Hasilnya menunjukan bahwa banyak mahasiswa relawan sosial yang sudah
mengundurkan diri dan sudah tidak aktif lagi didalam kegiatan sosial, dikarenakan
banyaknya kepentingan lain diluar dari kegiatan sosial ini.
Berkurangnya sikap altruistik secara psikologis dimulai dari remaja yang
berada pada fase transisi dari remaja akhir menuju dewasa awal, yang
4
digambarkan sebagai seseorang yang egosentris dan mementingkan diri sendiri
(Santrock, 2013). Sikap tolong-menolong pada remaja mengalami penurunan
sehingga yang tampak adalah perwujudan kepentingan diri sendiri dan rasa
individualis, sehingga perilaku yang ditampilkan adalah apatisme.

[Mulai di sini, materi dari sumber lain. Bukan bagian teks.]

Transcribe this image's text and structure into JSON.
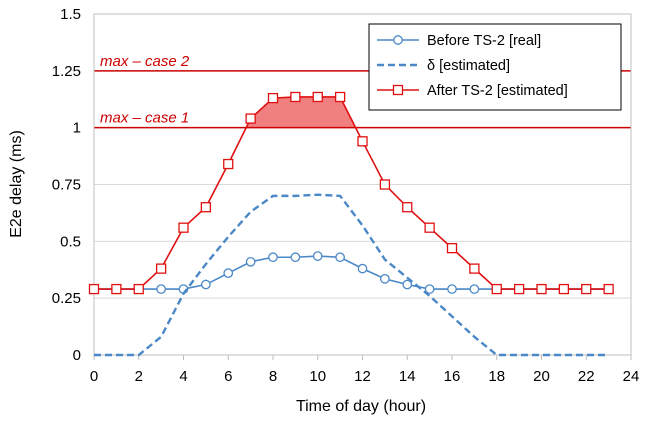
{
  "chart_data": {
    "type": "line",
    "title": "",
    "xlabel": "Time of day (hour)",
    "ylabel": "E2e delay (ms)",
    "xlim": [
      0,
      24
    ],
    "ylim": [
      0,
      1.5
    ],
    "xticks": [
      "0",
      "2",
      "4",
      "6",
      "8",
      "10",
      "12",
      "14",
      "16",
      "18",
      "20",
      "22",
      "24"
    ],
    "yticks": [
      "0",
      "0.25",
      "0.5",
      "0.75",
      "1",
      "1.25",
      "1.5"
    ],
    "grid": "horizontal",
    "legend_position": "top-right",
    "annotations": [
      {
        "text": "max – case 2",
        "y": 1.25,
        "color": "#cc0000"
      },
      {
        "text": "max – case 1",
        "y": 1.0,
        "color": "#cc0000"
      }
    ],
    "series": [
      {
        "name": "Before TS-2 [real]",
        "style": "solid-circle",
        "color": "#4a88c7",
        "x": [
          0,
          1,
          2,
          3,
          4,
          5,
          6,
          7,
          8,
          9,
          10,
          11,
          12,
          13,
          14,
          15,
          16,
          17,
          18,
          19,
          20,
          21,
          22,
          23
        ],
        "values": [
          0.29,
          0.29,
          0.29,
          0.29,
          0.29,
          0.31,
          0.36,
          0.41,
          0.43,
          0.43,
          0.435,
          0.43,
          0.38,
          0.335,
          0.31,
          0.29,
          0.29,
          0.29,
          0.29,
          0.29,
          0.29,
          0.29,
          0.29,
          0.29
        ]
      },
      {
        "name": "δ [estimated]",
        "style": "dashed",
        "color": "#4a88c7",
        "x": [
          0,
          1,
          2,
          3,
          4,
          5,
          6,
          7,
          8,
          9,
          10,
          11,
          12,
          13,
          14,
          15,
          16,
          17,
          18,
          19,
          20,
          21,
          22,
          23
        ],
        "values": [
          0,
          0,
          0,
          0.08,
          0.27,
          0.4,
          0.52,
          0.63,
          0.7,
          0.7,
          0.705,
          0.7,
          0.57,
          0.42,
          0.34,
          0.26,
          0.17,
          0.08,
          0,
          0,
          0,
          0,
          0,
          0
        ]
      },
      {
        "name": "After TS-2 [estimated]",
        "style": "solid-square",
        "color": "#e01010",
        "x": [
          0,
          1,
          2,
          3,
          4,
          5,
          6,
          7,
          8,
          9,
          10,
          11,
          12,
          13,
          14,
          15,
          16,
          17,
          18,
          19,
          20,
          21,
          22,
          23
        ],
        "values": [
          0.29,
          0.29,
          0.29,
          0.38,
          0.56,
          0.65,
          0.84,
          1.04,
          1.13,
          1.135,
          1.135,
          1.135,
          0.94,
          0.75,
          0.65,
          0.56,
          0.47,
          0.38,
          0.29,
          0.29,
          0.29,
          0.29,
          0.29,
          0.29
        ]
      }
    ],
    "shaded_region": {
      "above": 1.0,
      "series": "After TS-2 [estimated]",
      "color": "#f08080"
    }
  }
}
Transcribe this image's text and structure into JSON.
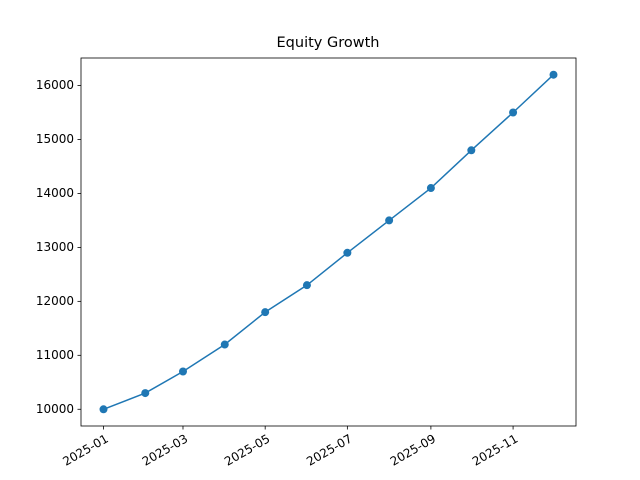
{
  "chart_data": {
    "type": "line",
    "title": "Equity Growth",
    "x": [
      "2025-01",
      "2025-02",
      "2025-03",
      "2025-04",
      "2025-05",
      "2025-06",
      "2025-07",
      "2025-08",
      "2025-09",
      "2025-10",
      "2025-11",
      "2025-12"
    ],
    "values": [
      10000,
      10300,
      10700,
      11200,
      11800,
      12300,
      12900,
      13500,
      14100,
      14800,
      15500,
      16200
    ],
    "color": "#1f77b4",
    "xticks": [
      "2025-01",
      "2025-03",
      "2025-05",
      "2025-07",
      "2025-09",
      "2025-11"
    ],
    "ylim": [
      9690,
      16510
    ],
    "yticks": [
      10000,
      11000,
      12000,
      13000,
      14000,
      15000,
      16000
    ],
    "grid": false
  }
}
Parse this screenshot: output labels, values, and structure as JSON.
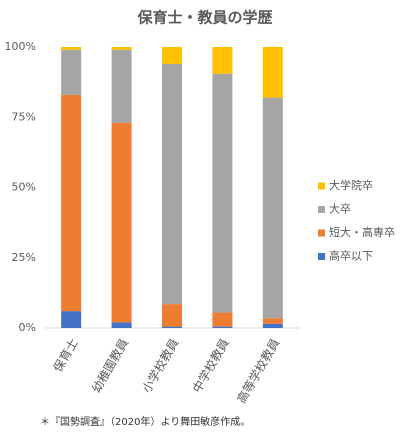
{
  "chart_data": {
    "type": "stacked_bar_100",
    "title": "保育士・教員の学歴",
    "categories": [
      "保育士",
      "幼稚園教員",
      "小学校教員",
      "中学校教員",
      "高等学校教員"
    ],
    "series": [
      {
        "name": "高卒以下",
        "color": "#4472c4",
        "values": [
          6,
          2,
          0.5,
          0.5,
          1.5
        ]
      },
      {
        "name": "短大・高専卒",
        "color": "#ed7d31",
        "values": [
          77,
          71,
          8,
          5,
          2
        ]
      },
      {
        "name": "大卒",
        "color": "#a5a5a5",
        "values": [
          16,
          26,
          85.5,
          85,
          78.5
        ]
      },
      {
        "name": "大学院卒",
        "color": "#ffc000",
        "values": [
          1,
          1,
          6,
          9.5,
          18
        ]
      }
    ],
    "ylim": [
      0,
      100
    ],
    "yticks": [
      {
        "value": 0,
        "label": "0%"
      },
      {
        "value": 25,
        "label": "25%"
      },
      {
        "value": 50,
        "label": "50%"
      },
      {
        "value": 75,
        "label": "75%"
      },
      {
        "value": 100,
        "label": "100%"
      }
    ],
    "legend": "right",
    "note": "＊『国勢調査』（2020年）より舞田敏彦作成。"
  }
}
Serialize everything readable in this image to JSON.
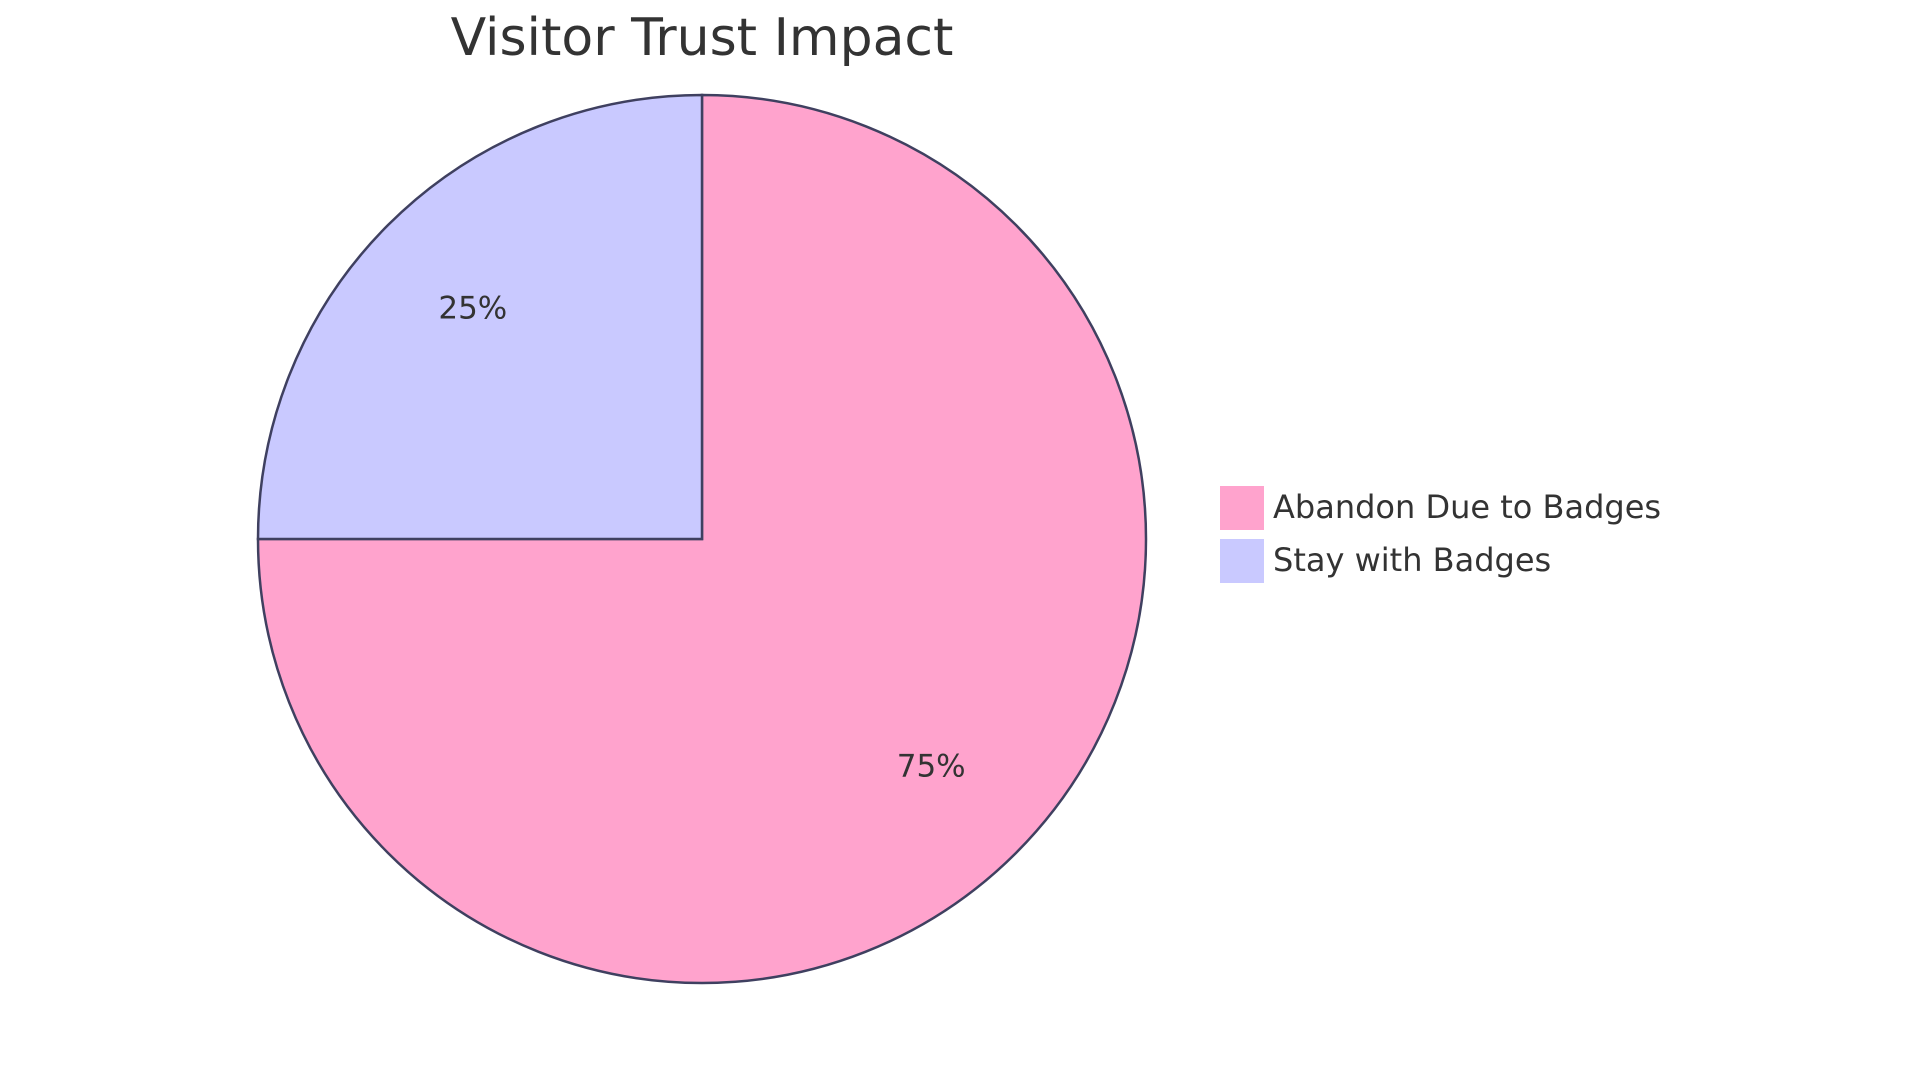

Sikap
individualistik yang muncul mengakibatkan pertimbangan untung atau rugi dalam
setiap perbuatan yang dilakukannya, termasuk sikap tolong-menolong (Sears,
1994).
Hal ini sesuai dengan hasil penelitian yang dilakukan oleh Siti Fatimah (2015)
yang menyatakan bahwa mahasiswa pada saat ini lebih menggunakan konsep
hidup menyenangkan diri sendiri dahulu baru orang lain, dilihat dari situasi
sehari-hari yang dialami, seperti saat seseorang membutuhkan bantuan orang lain
sebagian akan langsung membantu orang yang membutuhkan bantuan tanpa
memikirkan diri sendiri lalu sebagian orang tidak akan berbuat apa-apa meskipun
orang tersebut mampu untuk membantu.
Berdasarkan studi hasil observasi lapangan, penulis mendapatkan contoh
perilaku yang menggambarkan ketidakpedulian remaja yaitu adalah ketika ada
seorang lansia yang berdiri di angkutan umum yang penuh, sedangkan ada
seseorang remaja yang masih sehat disamping lansia tersebut yang tetap acuh dan
tidak memberikan tempat duduknya dan remaja tersebut hanya asik memainkan
smartphone (Sears, Peplau & Taylor, 2009). Dari kejadian tersebut, dapat
diketahui bahwa individu sudah tidak peduli lagi dengan individu lainnya, tidak
menghormati orang yang lebih tua, dan tidak mau berkorban. Sangat disayangkan
5
siswa yang diharapkan menjadi generasi pembawa perubahan yang lebih baik
justru menjadi bagian dari permasalahan bangsa.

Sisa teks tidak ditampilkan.